Margaery Tyrell gets a life. In the novels, Margaery Tyrell is a virtual nonentity. She mostly comes across as a pliable commodity getting passed between Lords and, even when we do get a closer look at her, it’s through the eyes of a paranoid, bitter, twice-grieving woman who is terrified of being supplanted. The TV show not only gives Margaery some spunk and sex appeal, but it lets her wear ice cream cone dresses (and I think we can all get behind that).


Jeyne Westerling gets dumped for Talisa Maegyr. I admit that I’m still not entirely sure what to make of Talisa Maegyr, who has replaced Jeyne Westerling as Robb Stark’s shotgun bride. What I *do* know, though, is that Jeyne spends most of her facetime in the books being a characterless plot device. At least Talisa’s got her medieval Clara Barton thing going on and, like Margaery Tyrell, I say dumping passive characters for active ones is a squarely positive change.


WHERE ARE MY DRAGONS?! The “stolen dragons” plotline in Season 2 rubbed a lot of people the wrong way and I honestly get it. Daenerys (not Khaleesi–that’s her TITLE, people, not her NAME) already spends an obnoxious amount of time shouting about dragons, so why give her even more of a reason to be shrill and reckless? Mostly because Dany starts out with a great character arc, but after the spine-tingling epilogue to Book 1, she stumbles around the eastern continent doing jacksquat for THREE FRICKIN’ NOVELS. Watching Emilia Clarke sit around in palaces, receive mysterious prophecies, haggle with merchants, and moan about how hard it is to be a single mother is not exactly scintillating television. So, yeah, maybe captured dragons are a little hackneyed, but I’ll still take it over the alternative every day of the week.


  1. I can barely believe someone thinks Talisa is a good idea. She actually ruined Robb for me. In the books Robb marries her because he’s had sex with her and does not want to dishonor her with the potential of a bastard. Not wanting someone to go through(or even worse) what Jon had to go through. But in the show, he breaks his oath because he likes the girl? Makes him sound like a bitch.

    • Well, like I said, I’m not completely sold on her yet. I never liked the plot device-yness of Jeyne Westerling, and, while my opinion could change dramatically about Talisa, she gets a thumbs up for now.
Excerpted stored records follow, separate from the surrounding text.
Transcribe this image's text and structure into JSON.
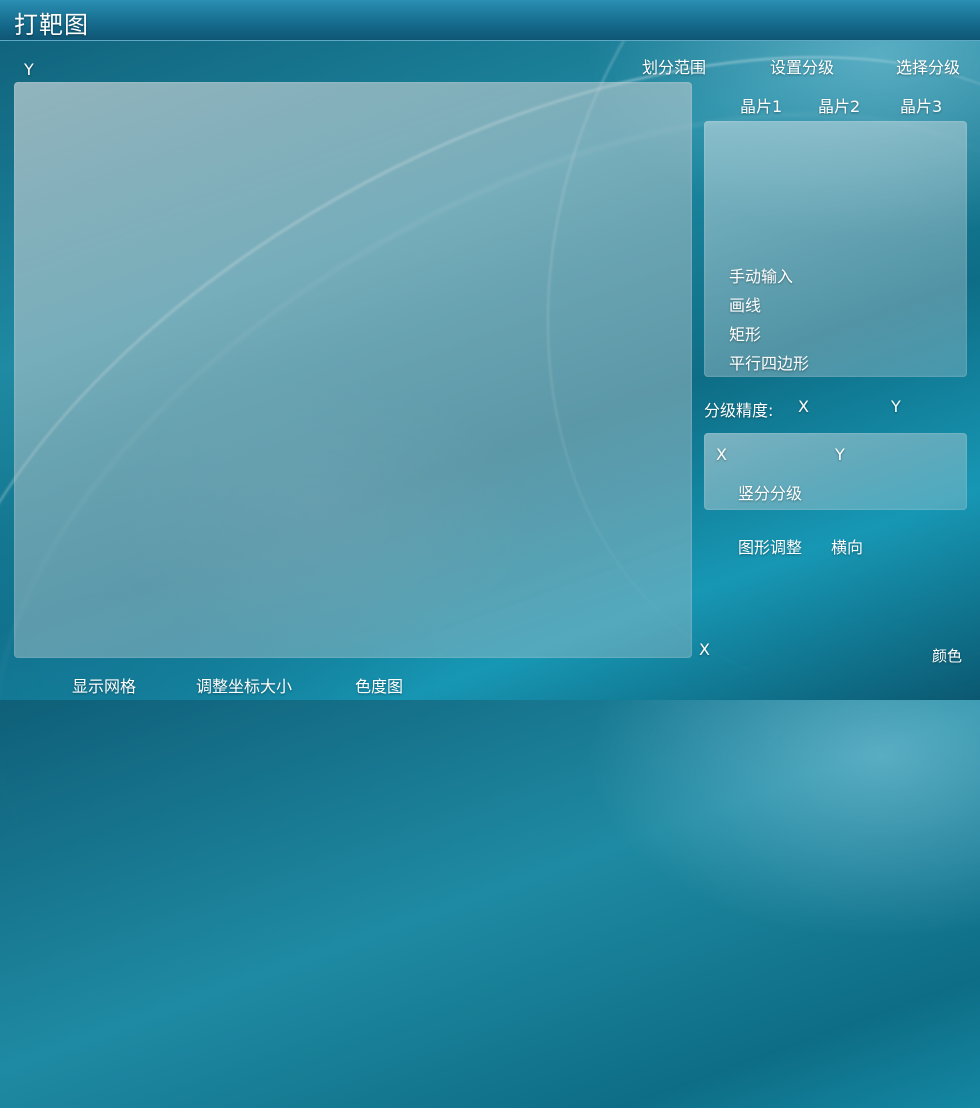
{
  "window": {
    "title": "打靶图"
  },
  "plot": {
    "y_axis_label": "Y",
    "x_axis_label": "X"
  },
  "toolbar_top": {
    "divide_range": "划分范围",
    "set_grading": "设置分级",
    "select_grading": "选择分级"
  },
  "wafer_tabs": [
    "晶片1",
    "晶片2",
    "晶片3"
  ],
  "draw_modes": [
    "手动输入",
    "画线",
    "矩形",
    "平行四边形"
  ],
  "grading": {
    "precision_label": "分级精度:",
    "x_label": "X",
    "y_label": "Y",
    "inner_x": "X",
    "inner_y": "Y",
    "vertical_grading": "竖分分级"
  },
  "adjust": {
    "shape_adjust": "图形调整",
    "horizontal": "横向"
  },
  "color_button": "颜色",
  "bottom_bar": {
    "show_grid": "显示网格",
    "adjust_axis_size": "调整坐标大小",
    "chromaticity": "色度图"
  }
}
  2. My friend from work really loves the show, but named her child Khaleesi. Doesn’t even know who Dany is other than Khaleesi.

    • Yeah, I run into a similar problem with most of my friends who haven’t read the novels. It’s not generally that big of a deal, but I would definitely have done some research before attaching that name to my kid.

      • This reminds me of a story fantasy author Terry Pratchett once recounted. He was doing a book signing and, as he was about to autograph a book for this woman with a very Eighties corporate look, asked what her name was. She kind of mumbles and he asks her to repeat. Finally she says, “IT’S GALADRIEL, OKAY!!!!!” He then offers his sympathy over her having thoughtless hippie parents.